Thursday, February 25, 2016

Zirakorobougou is a village located in Beledougou ADP, 30 kilometers from Kolokani. With the effects of climate change, children in the communities were suffering from malnutrition. Local inhabitants used the little rain water they received to cultivate millet (a grain for cereal) from June to September. After that period of the year, they had difficulties to get water for the crops, let alone clean water for children to drink because of the severe consequences of drought.

Thanks to World Vision’s market gardening initiative, one hundred and twenty one women are gardening a 6 acre plot of land. This garden area is fenced, and has a water pump served by the borehole which World Vision drilled in the village. They cultivate several varieties of vegetables including: sweet green pepper, eggplant, lettuce, onion, tomato, sweet potato, leaves for sauce, and cabbage. The vegetables are used for their families, and for selling in the market. “With this garden we received from World Vision, my life condition has improved. I earn much more money than before. In 2015, I have earned about 400,000F (the equivalent of $US 500) for the well-being of my children, particularly in school materials, money for snacks, shoes and clothes. I could also afford to pay for other family expenditures,” Konimba, 37, the mother of Kadi said. Kadi has two brothers, one who is sponsored child.

According to Kolokani administrative authorities, more than 4,000 children reside in the area and benefit from the products of the village garden during the whole year, thanks to the water pump that serves for watering vegetable plants.

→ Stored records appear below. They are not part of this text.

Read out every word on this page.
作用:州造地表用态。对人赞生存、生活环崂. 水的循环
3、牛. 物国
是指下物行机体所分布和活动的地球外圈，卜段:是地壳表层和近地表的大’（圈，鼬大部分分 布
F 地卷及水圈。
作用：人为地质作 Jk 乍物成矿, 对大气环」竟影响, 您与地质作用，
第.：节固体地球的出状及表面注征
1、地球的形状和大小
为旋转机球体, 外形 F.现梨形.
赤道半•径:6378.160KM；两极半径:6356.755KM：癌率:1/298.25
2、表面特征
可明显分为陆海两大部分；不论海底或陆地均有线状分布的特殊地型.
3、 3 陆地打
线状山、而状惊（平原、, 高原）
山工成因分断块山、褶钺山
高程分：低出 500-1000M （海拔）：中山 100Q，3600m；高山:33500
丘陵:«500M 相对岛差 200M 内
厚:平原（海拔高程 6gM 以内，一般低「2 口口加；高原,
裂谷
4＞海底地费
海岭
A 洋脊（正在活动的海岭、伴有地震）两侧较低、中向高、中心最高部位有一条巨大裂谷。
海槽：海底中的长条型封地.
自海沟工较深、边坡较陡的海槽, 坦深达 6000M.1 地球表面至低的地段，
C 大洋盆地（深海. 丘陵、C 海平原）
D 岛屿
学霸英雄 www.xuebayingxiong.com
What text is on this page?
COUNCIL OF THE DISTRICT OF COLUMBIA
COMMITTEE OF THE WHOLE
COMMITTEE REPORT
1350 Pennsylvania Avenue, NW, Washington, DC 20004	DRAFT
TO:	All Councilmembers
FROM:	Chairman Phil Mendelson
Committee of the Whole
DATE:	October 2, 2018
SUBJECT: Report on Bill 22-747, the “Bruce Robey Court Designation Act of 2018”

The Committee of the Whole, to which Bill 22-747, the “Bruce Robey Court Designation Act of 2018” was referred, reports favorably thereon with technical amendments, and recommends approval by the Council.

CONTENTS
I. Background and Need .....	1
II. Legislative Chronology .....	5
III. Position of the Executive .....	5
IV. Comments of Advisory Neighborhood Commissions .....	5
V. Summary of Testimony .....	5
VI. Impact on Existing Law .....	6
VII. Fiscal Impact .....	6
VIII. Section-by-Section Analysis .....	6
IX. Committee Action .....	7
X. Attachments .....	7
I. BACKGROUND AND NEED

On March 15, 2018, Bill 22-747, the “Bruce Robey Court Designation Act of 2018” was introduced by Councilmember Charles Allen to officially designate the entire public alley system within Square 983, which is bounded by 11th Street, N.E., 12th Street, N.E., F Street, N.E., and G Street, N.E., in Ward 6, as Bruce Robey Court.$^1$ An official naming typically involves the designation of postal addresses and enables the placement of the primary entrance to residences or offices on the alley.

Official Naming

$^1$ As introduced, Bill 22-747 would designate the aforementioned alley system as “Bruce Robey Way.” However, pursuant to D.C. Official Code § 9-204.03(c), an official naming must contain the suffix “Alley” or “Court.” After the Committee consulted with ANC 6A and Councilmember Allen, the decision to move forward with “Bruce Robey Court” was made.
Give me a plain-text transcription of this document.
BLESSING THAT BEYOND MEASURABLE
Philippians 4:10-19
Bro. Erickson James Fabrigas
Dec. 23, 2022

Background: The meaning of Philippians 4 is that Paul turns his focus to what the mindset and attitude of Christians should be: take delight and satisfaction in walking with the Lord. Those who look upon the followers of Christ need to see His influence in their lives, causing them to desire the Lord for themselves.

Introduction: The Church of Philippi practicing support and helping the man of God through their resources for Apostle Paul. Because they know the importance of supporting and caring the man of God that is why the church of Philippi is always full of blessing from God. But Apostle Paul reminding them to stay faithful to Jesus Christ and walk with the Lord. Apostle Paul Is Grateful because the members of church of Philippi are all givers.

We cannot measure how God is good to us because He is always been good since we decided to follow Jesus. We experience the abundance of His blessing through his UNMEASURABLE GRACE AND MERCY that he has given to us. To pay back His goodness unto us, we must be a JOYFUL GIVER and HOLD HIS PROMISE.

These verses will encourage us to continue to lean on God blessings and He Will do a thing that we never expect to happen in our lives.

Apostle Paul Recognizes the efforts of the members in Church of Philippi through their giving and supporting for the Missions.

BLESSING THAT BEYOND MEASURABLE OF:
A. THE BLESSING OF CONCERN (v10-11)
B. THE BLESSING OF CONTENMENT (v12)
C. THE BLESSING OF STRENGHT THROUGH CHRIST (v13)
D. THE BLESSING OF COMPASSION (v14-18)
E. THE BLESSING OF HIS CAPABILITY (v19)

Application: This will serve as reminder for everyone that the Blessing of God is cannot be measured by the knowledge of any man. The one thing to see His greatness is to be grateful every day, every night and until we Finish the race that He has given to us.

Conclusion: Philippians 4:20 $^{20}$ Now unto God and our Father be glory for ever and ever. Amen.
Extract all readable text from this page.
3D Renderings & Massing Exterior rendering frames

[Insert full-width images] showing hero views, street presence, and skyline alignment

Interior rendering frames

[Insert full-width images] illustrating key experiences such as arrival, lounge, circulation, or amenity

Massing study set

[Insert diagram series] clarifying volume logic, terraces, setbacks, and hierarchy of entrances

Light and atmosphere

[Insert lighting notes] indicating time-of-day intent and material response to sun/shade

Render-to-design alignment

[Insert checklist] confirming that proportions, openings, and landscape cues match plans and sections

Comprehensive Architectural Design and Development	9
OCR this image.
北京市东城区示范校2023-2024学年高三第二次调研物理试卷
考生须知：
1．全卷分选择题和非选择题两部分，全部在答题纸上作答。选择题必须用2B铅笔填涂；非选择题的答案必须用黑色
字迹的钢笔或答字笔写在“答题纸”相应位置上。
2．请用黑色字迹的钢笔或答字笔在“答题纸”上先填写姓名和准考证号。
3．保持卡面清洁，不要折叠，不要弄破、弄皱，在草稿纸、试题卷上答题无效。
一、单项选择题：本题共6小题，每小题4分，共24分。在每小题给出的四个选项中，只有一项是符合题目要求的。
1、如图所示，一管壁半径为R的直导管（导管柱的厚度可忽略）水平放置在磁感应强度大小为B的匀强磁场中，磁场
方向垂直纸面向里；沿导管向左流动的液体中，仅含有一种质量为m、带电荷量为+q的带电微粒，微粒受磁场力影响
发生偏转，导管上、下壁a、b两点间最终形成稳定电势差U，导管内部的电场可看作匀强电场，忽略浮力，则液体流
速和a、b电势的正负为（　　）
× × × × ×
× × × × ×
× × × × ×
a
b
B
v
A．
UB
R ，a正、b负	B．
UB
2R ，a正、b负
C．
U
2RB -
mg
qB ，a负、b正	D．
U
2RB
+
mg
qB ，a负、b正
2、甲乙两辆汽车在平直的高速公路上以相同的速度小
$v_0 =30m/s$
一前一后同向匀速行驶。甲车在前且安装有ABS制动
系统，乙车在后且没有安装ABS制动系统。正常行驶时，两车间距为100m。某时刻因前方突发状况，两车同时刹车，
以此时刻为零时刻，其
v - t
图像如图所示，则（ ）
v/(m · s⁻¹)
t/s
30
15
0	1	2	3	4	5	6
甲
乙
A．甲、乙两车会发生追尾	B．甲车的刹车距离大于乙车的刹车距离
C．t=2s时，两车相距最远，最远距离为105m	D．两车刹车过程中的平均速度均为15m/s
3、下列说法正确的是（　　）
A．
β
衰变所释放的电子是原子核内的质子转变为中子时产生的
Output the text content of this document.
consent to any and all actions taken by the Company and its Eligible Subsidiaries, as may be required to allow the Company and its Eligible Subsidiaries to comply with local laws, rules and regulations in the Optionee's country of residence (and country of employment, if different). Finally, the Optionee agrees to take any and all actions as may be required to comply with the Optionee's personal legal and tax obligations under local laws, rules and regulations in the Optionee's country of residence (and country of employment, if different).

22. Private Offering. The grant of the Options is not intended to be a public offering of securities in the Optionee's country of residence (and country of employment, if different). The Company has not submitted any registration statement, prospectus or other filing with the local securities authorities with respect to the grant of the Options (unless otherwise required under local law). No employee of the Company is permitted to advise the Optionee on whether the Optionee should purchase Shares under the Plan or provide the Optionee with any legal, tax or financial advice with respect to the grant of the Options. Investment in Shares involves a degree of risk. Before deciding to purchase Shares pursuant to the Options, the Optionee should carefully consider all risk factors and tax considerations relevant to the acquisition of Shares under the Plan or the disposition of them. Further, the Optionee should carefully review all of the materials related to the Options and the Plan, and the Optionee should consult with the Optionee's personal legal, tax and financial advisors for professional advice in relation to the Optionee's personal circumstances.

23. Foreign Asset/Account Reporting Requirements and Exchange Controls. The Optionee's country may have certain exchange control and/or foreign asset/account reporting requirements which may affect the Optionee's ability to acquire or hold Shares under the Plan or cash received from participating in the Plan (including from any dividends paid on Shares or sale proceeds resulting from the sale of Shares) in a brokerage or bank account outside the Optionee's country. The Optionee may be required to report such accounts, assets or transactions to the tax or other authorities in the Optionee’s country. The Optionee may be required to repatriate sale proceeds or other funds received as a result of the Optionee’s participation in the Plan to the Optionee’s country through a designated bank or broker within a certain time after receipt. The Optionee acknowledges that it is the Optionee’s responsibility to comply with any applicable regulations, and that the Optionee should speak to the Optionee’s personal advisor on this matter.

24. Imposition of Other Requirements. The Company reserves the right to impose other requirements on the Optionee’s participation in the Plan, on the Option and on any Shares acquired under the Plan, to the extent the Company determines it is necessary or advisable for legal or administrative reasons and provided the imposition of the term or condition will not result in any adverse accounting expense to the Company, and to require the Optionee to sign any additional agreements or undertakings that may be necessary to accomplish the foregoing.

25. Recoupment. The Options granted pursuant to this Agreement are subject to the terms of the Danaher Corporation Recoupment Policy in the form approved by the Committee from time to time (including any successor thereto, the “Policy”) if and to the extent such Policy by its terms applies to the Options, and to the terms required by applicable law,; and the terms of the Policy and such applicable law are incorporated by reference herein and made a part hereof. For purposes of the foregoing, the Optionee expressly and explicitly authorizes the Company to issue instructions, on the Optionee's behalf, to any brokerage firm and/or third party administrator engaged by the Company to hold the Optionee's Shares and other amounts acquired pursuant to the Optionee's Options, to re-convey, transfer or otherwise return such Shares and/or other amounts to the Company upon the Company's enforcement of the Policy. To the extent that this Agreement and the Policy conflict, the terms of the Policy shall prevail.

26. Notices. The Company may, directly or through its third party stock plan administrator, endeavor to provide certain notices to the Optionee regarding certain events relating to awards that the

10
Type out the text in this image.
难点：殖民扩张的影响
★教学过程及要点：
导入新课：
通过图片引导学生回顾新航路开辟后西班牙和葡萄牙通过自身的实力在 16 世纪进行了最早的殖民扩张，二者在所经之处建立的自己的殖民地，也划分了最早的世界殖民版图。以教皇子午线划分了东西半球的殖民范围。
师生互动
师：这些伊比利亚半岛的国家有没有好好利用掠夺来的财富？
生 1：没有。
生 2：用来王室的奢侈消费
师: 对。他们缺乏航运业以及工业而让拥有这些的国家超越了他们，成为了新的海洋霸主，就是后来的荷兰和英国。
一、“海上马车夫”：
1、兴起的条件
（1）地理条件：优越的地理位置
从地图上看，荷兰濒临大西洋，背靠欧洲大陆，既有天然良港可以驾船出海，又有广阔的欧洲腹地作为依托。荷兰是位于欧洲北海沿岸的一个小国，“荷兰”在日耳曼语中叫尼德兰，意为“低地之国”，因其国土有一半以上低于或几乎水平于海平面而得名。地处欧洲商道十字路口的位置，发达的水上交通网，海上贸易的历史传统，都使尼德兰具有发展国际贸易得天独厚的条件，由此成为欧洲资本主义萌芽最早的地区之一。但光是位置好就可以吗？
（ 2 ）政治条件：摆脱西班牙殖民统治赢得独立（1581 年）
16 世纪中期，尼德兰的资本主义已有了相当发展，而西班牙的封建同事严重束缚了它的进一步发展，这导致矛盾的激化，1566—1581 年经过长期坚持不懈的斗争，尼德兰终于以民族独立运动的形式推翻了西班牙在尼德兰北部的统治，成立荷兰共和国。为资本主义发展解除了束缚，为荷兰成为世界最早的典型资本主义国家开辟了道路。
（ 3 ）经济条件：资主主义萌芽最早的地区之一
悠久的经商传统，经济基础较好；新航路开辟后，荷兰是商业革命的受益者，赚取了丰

In Zirakorobougou, women and children used to go far from the village to gather water for drinking and cooking during dry season. Manual water pump inside village market gardens changed the life of communities thanks to the intervention of World Vision. In addition of having clean water, women have more vegetables and fruits for the well-being of children. “Thanks to the village market garden, children in our community can consume diverse kinds of vegetables; they eat fresh, and cooked in sauce. They are now healthy and happy to continue their education healthy,” Konimba said.    

Now, children can continue their education healthy, and women are no longer worried about getting water. They can sell the products of their gardening in neighboring towns’ market places. Local women now fully participate in local economy.